Mini-Conference and Round-Table Discussion of Beethoven’s Fidelio
Wednesday, October 24, 2:30-5:30pm
Marshall Room, School of Music,
855 Commonwealth Ave, Boston, MA 02215
Scott Burnham (City University of New York):
“On the Heroic in Beethoven’s Fidelio”
Scott Burnham holds a B.M. from Baldwin-Wallace College, a M.M. in Music Composition from Yale University School of Music, and a Ph.D. in Music Theory and Analysis from Brandeis University. His scholarly interests include the history of tonal theory, problems of analysis and criticism, and 18-and 19th-century music and culture; publications reflecting these concerns have appeared in such journals as Beethoven Forum, Current Musicology, Journal of the American Musicological Society, Journal of Music Theory, Musical Quarterly, Music Theory Spectrum, and 19th-Century Music. He has received fellowships from the National Endowment for the Humanities, the Guggenheim Foundation and the National Humanities Center.
Burnham has taught graduate seminars on the music of Haydn, Mozart, Schubert and Beethoven, analytical issues in tonal music, and the history of tonal theory from Rameau to Schenker; he also teaches undergraduate theory and analysis. He shares his home with his wife Dawna Lemaire, a registered music therapist, and their three children.
William Kinderman (University of Illinois at Urbana-Champaign):
“Leonore as Political Symbol in Beethoven’s Fidelio”

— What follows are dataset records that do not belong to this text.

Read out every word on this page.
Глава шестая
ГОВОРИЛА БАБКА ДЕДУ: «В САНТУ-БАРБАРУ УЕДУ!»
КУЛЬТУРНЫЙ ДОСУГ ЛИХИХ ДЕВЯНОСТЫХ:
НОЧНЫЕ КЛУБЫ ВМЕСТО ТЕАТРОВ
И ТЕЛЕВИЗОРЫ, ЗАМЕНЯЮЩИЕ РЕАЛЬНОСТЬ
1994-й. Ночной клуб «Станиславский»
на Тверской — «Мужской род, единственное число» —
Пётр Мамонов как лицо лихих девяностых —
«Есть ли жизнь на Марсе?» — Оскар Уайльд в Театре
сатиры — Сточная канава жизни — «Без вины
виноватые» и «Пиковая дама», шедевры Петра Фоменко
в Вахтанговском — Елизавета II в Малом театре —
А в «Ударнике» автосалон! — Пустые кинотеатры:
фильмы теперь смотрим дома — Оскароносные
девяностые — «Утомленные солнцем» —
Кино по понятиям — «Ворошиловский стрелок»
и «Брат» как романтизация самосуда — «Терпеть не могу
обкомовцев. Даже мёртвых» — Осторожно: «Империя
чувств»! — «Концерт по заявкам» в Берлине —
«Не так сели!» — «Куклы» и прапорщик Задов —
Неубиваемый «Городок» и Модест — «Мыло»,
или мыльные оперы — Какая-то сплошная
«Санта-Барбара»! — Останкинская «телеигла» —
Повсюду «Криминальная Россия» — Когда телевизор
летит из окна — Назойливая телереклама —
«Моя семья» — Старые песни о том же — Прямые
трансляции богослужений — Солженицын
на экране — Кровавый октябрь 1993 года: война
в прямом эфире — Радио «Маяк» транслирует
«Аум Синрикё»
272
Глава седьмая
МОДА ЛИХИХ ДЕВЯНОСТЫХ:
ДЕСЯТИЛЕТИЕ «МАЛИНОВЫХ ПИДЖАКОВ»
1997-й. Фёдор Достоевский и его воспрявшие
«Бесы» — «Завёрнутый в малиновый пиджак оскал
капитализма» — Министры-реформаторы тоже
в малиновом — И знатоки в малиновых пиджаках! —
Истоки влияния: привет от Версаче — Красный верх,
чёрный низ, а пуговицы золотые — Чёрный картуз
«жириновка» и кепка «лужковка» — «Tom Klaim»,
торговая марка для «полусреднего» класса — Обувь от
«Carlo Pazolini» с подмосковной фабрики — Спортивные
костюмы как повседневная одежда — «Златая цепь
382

Since receiving an award for lifetime achievement from the Humboldt Foundation in 2010, William Kinderman has published two books while expanding his performance activities in new directions. His focus on artistic creativity is reflected in The Creative Process in Music from Mozart to Kurtag (University of Illinois Press, 2012), through its exploration of major composers from the 18th century to the present. In Wagner’s ‘Parsifal’ (Oxford University Press, 2013) he probes issues of genesis and aesthetic meaning as well as ideological and political issues.
For Alfred Brendel, Kinderman is “a very rare bird” as result of his combined piano performance and scholarship. Edward Rothstein, in The New York Times, has praised Kinderman’s “intellectual energy and distinctive insight”; German critic Gerd Kowa has found him “a herald of Beethoven research and interpretation. . . a sovereign artist”. Kinderman’s interpretations of Beethoven’s works have widely influenced the work of others, including Moisés Kaufman’s award-winning play 33 Variations, which reached Broadway in 2009 and many other stages since.
Kinderman shares his passion for music, writing, and research with his wife Katherine Syer and their two children Anna and Marie, and his older children Laura and Daniel. He enjoys playing squash in his spare time.
Michael Tusa (University ofTexas at Austin):
“Ethos, Pathos, and the Creative Process: Sketches for the 1805 Version of Florestan’s Aria”
Michael C. Tusa (PhD Princeton University, 1983), Professor, has been a member of the Musicology faculty since 1981. His interests include nineteenth-century opera, Beethoven, the compositional process, and piano music. His publications include a monograph, “Euryanthe” and Carl Maria von Weber’s Dramaturgy of German Opera (1991) and a volume in the Ashgate Library of Essays in Opera Studies, National Traditions in Nineteenth-Century Opera II: Central and Eastern Europe (2010). His essays have appeared in 19th-Century Music, Archiv für Musikwissenschaft, The Music Review, Journal of the American Musicological Society, Beethoven Forum, Journal of the American Liszt Society, Journal of Musicology, International Journal of Musicology, and Journal of Interdisciplinary History. He wrote the entry on Weber in the New Grove Dictionary of Music and Musicians (revised edition) and has contributed essays to the Cambridge Companion to Beethoven, the Cambridge Opera Handbook Ludwig van Beethoven. “Fidelio,” and Nineteenth-Century Piano Music.